C.N. Douglas, comp. Forty Thousand Quotations: Prose and Poetical. 1917.
Reconciliation
Forget, forgive; conclude, and be agreed.
Let not the sun go down upon your wrath!
God pardons like a mother who kisses the offence into everlasting forgetfulness.
How many a knot of mystery and misunderstanding would be untied by one word spoken in simple and confiding truth of heart! How many a solitary place would be made glad if love were there, and how many a dark dwelling would be filled with light!
Every relation to mankind, of hate or scorn or neglect, is full of vexation and torment.
If you bethink yourself of any crime, unreconciled as yet to heaven and grace, solicit for it straight.

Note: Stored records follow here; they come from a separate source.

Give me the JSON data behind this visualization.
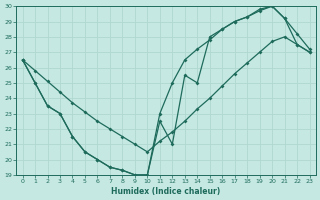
{
  "xlabel": "Humidex (Indice chaleur)",
  "xlim": [
    -0.5,
    23.5
  ],
  "ylim": [
    19,
    30
  ],
  "xticks": [
    0,
    1,
    2,
    3,
    4,
    5,
    6,
    7,
    8,
    9,
    10,
    11,
    12,
    13,
    14,
    15,
    16,
    17,
    18,
    19,
    20,
    21,
    22,
    23
  ],
  "yticks": [
    19,
    20,
    21,
    22,
    23,
    24,
    25,
    26,
    27,
    28,
    29,
    30
  ],
  "bg_color": "#c5e8e2",
  "line_color": "#1e6b5c",
  "grid_color": "#b0d8d0",
  "line_straight_x": [
    0,
    1,
    2,
    3,
    4,
    5,
    6,
    7,
    8,
    9,
    10,
    11,
    12,
    13,
    14,
    15,
    16,
    17,
    18,
    19,
    20,
    21,
    22,
    23
  ],
  "line_straight_y": [
    26.5,
    25.8,
    25.1,
    24.4,
    23.7,
    23.1,
    22.5,
    22.0,
    21.5,
    21.0,
    20.5,
    21.2,
    21.8,
    22.5,
    23.3,
    24.0,
    24.8,
    25.6,
    26.3,
    27.0,
    27.7,
    28.0,
    27.5,
    27.0
  ],
  "line_curve_x": [
    0,
    1,
    2,
    3,
    4,
    5,
    6,
    7,
    8,
    9,
    10,
    11,
    12,
    13,
    14,
    15,
    16,
    17,
    18,
    19,
    20,
    21,
    22,
    23
  ],
  "line_curve_y": [
    26.5,
    25.0,
    23.5,
    23.0,
    21.5,
    20.5,
    20.0,
    19.5,
    19.3,
    19.0,
    19.0,
    23.0,
    25.0,
    26.5,
    27.2,
    27.8,
    28.5,
    29.0,
    29.3,
    29.7,
    30.0,
    29.2,
    28.2,
    27.2
  ],
  "line_zigzag_x": [
    0,
    1,
    2,
    3,
    4,
    5,
    6,
    7,
    8,
    9,
    10,
    11,
    12,
    13,
    14,
    15,
    16,
    17,
    18,
    19,
    20,
    21,
    22,
    23
  ],
  "line_zigzag_y": [
    26.5,
    25.0,
    23.5,
    23.0,
    21.5,
    20.5,
    20.0,
    19.5,
    19.3,
    19.0,
    19.0,
    22.5,
    21.0,
    25.5,
    25.0,
    28.0,
    28.5,
    29.0,
    29.3,
    29.8,
    30.0,
    29.2,
    27.5,
    27.0
  ]
}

It is more easy to forgive the weak who have injured us than the powerful whom we have injured.
It is much safer to reconcile an enemy than to conquer him; victory may deprive him of his poison, but reconciliation of his will.
Oh, my dear friends,—you who are letting miserable misunderstandings run on from year to year, meaning to clear them up some day,—if you only could know and see and feel that the time is short, how it would break the spell! How you would go instantly and do the thing which you might never have another chance to do!
To be a finite being is no crime, and to be the Infinite is not to be a creditor. As man was not consulted he does not find himself a party in a bargain, but a child in the household of love. Reconciliation, therefore, is not the consequence of paying a debt, or procuring atonement for an injury, but an organic process of the human life.
Wherein is it possible for us, wicked and impious creatures, to be justified, except in the only Son of God? O sweet reconciliation! O untraceable ministry! O unlooked-for blessing! that the wickedness of many should be hidden in one godly and righteous man, and the righteousness of one justify a host of sinners!